Stille

Eine Spielidee, die ich von meiner Praktikantin lernen durfte, zeigte in der Praxis erstaunliche Unterschiede in der Arbeit mit psychiatrischen und psychosomatischen Menschen. Hierbei kommt der personifizierten Stille i.S. einer Person, die nicht spielt eine besondere Rolle zu.Die Teilnehmer sitzen im Kreis, alle haben sich ein Instrument ausgesucht, bis auf ein Teilnehmer, der ohne Instrument dabei sitzt und die Stille spielt.

In der darauf folgenden freien Improvisation spielen die Teilnehmer mit dem Auftrag, darauf zu achten, ob sie die Stille bzw. die Person, welche die Stille repräsentiert, wahrnehmen können.
Nach der Improvisation und kurze Reflexion, auch darüber, wie es der „Stille“ ging, wechselt der Kreis und ein neuer Teilnehmer spielt die Stille.

Diese Spielidee wurde zuerst in einer Klinik für psychosomatische Medizin und Psychotherapie ausprobiert, wo sich vorrangig Menschen mit einem höheren Level an Introspektionsfähigkeit und weniger starkem akutem Leidensdruck (und keiner akuten Suizidalität) befanden. Erstaunlicherweise gelang es den Teilnehmern im Verlauf der Therapiestunde immer besser, die Person wahrzunehmen, welche die Stille repräsentierte und diese als integralen Bestandteil der gemeinsamen Improvisation zu erleben.
Patienten dieser Klinik legen häufig einen großen Wert auf die positive und aktive Gestaltung einer Patientengemeinschaft, vielleicht bildet sich genau dieser Blickwinkel auch hier ab. Spannender jedoch als der Fokus auf ein Miteinander, dass Niemanden zurücklässt (möglicherweise aus eigener Erfahrung des Zurückgelassenseins) war für mich jedoch der individuelle Unterschied in der Präsenz der „stillen“ Teilnehmer und deren Wahrnehmung in der Gruppe.
Je präsenter ein „stiller“ Teilnehmer die Gruppe wahrnahm, desto besser wurde er im Umkehrschluss beachtet. Die Wahrnehmungen dieser „Stillen“ begrenzten sich jedoch auf ein aktives Zuhören und Zuschauen, beides Modi, die im musikalischen Prozess bislang wenig Beachtung finden, die Musik jedoch offensichtlich sehr stark beeinflussen.
Es wurde hier wieder einmal deutlich, dass die Kunst ohne den Betrachter keine Kunst sein kann.
Die Teilnehmer hier profitierten von der Spielidee als Übung in Präsenz und als Feststellung, dass bereits ihre Anwesenheit wertgeschätzt wird und starken Einfluss auf eine Gruppe hat.

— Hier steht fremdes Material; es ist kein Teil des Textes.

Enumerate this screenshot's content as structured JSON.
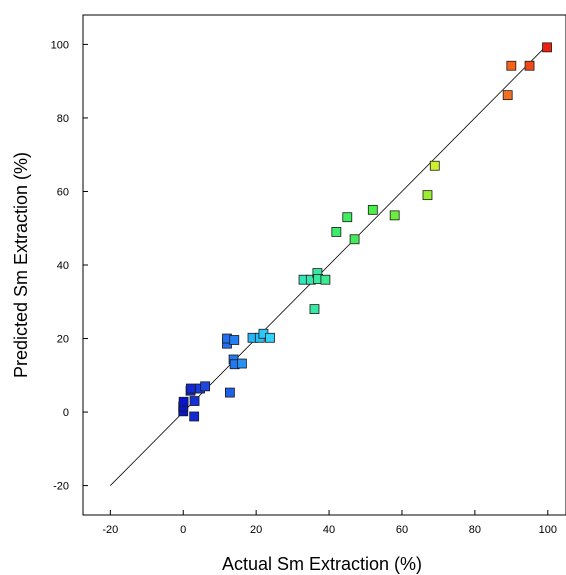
{
  "chart_data": {
    "type": "scatter",
    "xlabel": "Actual Sm Extraction (%)",
    "ylabel": "Predicted Sm Extraction (%)",
    "xlim": [
      -27.5,
      105
    ],
    "ylim": [
      -28,
      108
    ],
    "xticks": [
      -20,
      0,
      20,
      40,
      60,
      80,
      100
    ],
    "yticks": [
      -20,
      0,
      20,
      40,
      60,
      80,
      100
    ],
    "grid": false,
    "reference_line": {
      "x": [
        -20,
        100
      ],
      "y": [
        -20,
        100
      ],
      "color": "#000000"
    },
    "points": [
      {
        "x": 0.0,
        "y": 0.2,
        "color": "#0a14c8"
      },
      {
        "x": 0.0,
        "y": 1.5,
        "color": "#0a14c8"
      },
      {
        "x": 0.1,
        "y": 2.8,
        "color": "#0a14c8"
      },
      {
        "x": 2.0,
        "y": 5.8,
        "color": "#1128d2"
      },
      {
        "x": 2.1,
        "y": 6.4,
        "color": "#1128d2"
      },
      {
        "x": 3.0,
        "y": -1.2,
        "color": "#1128d2"
      },
      {
        "x": 3.1,
        "y": 3.0,
        "color": "#1430d8"
      },
      {
        "x": 4.6,
        "y": 6.4,
        "color": "#1a3cdc"
      },
      {
        "x": 6.0,
        "y": 7.0,
        "color": "#1e48e0"
      },
      {
        "x": 12.0,
        "y": 18.6,
        "color": "#2270f0"
      },
      {
        "x": 12.0,
        "y": 20.0,
        "color": "#2270f0"
      },
      {
        "x": 12.8,
        "y": 5.3,
        "color": "#2060e8"
      },
      {
        "x": 13.8,
        "y": 14.3,
        "color": "#2278f0"
      },
      {
        "x": 14.0,
        "y": 19.6,
        "color": "#2480f2"
      },
      {
        "x": 14.1,
        "y": 13.0,
        "color": "#2278f0"
      },
      {
        "x": 16.1,
        "y": 13.2,
        "color": "#2690f4"
      },
      {
        "x": 19.0,
        "y": 20.2,
        "color": "#28b4f6"
      },
      {
        "x": 21.0,
        "y": 20.2,
        "color": "#28bef8"
      },
      {
        "x": 22.0,
        "y": 21.3,
        "color": "#2cc8f8"
      },
      {
        "x": 23.8,
        "y": 20.2,
        "color": "#30d2fa"
      },
      {
        "x": 33.0,
        "y": 36.0,
        "color": "#32e6b8"
      },
      {
        "x": 35.0,
        "y": 36.0,
        "color": "#34e8b0"
      },
      {
        "x": 36.0,
        "y": 28.0,
        "color": "#36e8a4"
      },
      {
        "x": 36.8,
        "y": 37.8,
        "color": "#36e8a4"
      },
      {
        "x": 37.0,
        "y": 36.2,
        "color": "#38ea9c"
      },
      {
        "x": 39.0,
        "y": 36.0,
        "color": "#3cea94"
      },
      {
        "x": 42.0,
        "y": 49.0,
        "color": "#3cec6a"
      },
      {
        "x": 45.0,
        "y": 53.0,
        "color": "#40ec60"
      },
      {
        "x": 47.0,
        "y": 47.0,
        "color": "#44ec5c"
      },
      {
        "x": 52.0,
        "y": 55.0,
        "color": "#4cee48"
      },
      {
        "x": 58.0,
        "y": 53.5,
        "color": "#6cee3c"
      },
      {
        "x": 67.0,
        "y": 59.0,
        "color": "#9cee30"
      },
      {
        "x": 69.0,
        "y": 67.0,
        "color": "#ccf030"
      },
      {
        "x": 89.0,
        "y": 86.2,
        "color": "#f07020"
      },
      {
        "x": 90.0,
        "y": 94.2,
        "color": "#f46418"
      },
      {
        "x": 95.0,
        "y": 94.2,
        "color": "#f04818"
      },
      {
        "x": 99.8,
        "y": 99.2,
        "color": "#ec2010"
      }
    ]
  }
}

Eine Wiederholung dieser Spielidee in einer Gruppe mit Menschen aus einer Akutpsychiatrie lieferte hingegen ernüchternde Ergebnisse. Die Teilnehmer dieser Einrichtung hatten offensichtlich große Schwierigkeiten, ohne aktiv mitzuspielen präsent zu bleiben. Zu stark schienen Gedanken und Symptome sich in den Vordergrund drängen zu wollen, wenn sie selbst keine Möglichkeit hatten, sich selbst aktiv daran zu hindern, abzuschweifen.
Auch die Rückmeldung der spielenden Teilnehmer zeigte auf, wie sehr diese mit ihrem Instrument (als Sinnbild für die Beschäftigung mit sich selbst) und bestenfalls mit ihrem tönenden Nachbarn (als Sinnbild für das direkte soziale Umfeld) verbunden waren und wie wenig es Ihnen gelang, die gesamte Gruppe inklusive der „Stille“ wahrzunehmen. Ein Gefühl der Unverbundenheit zeigte sich hier in dieser Stunde. Diese Unverbundenheit erlebe ich häufig bei Patienten mit starkem Störungsbild, als wäre eben die Verbundenheit ein Faktor für Resilienz.

Weiterführende Übungen könnten den hier festgestellten Zusammenhang von Stille, Präsenz, Verbundenheitsgefühl und Resilienz vertiefen, wie es beispielsweise in Achtsamkeitsfokussierten Therapieformen (Kabatt-Zinn et al.) praktiziert wird.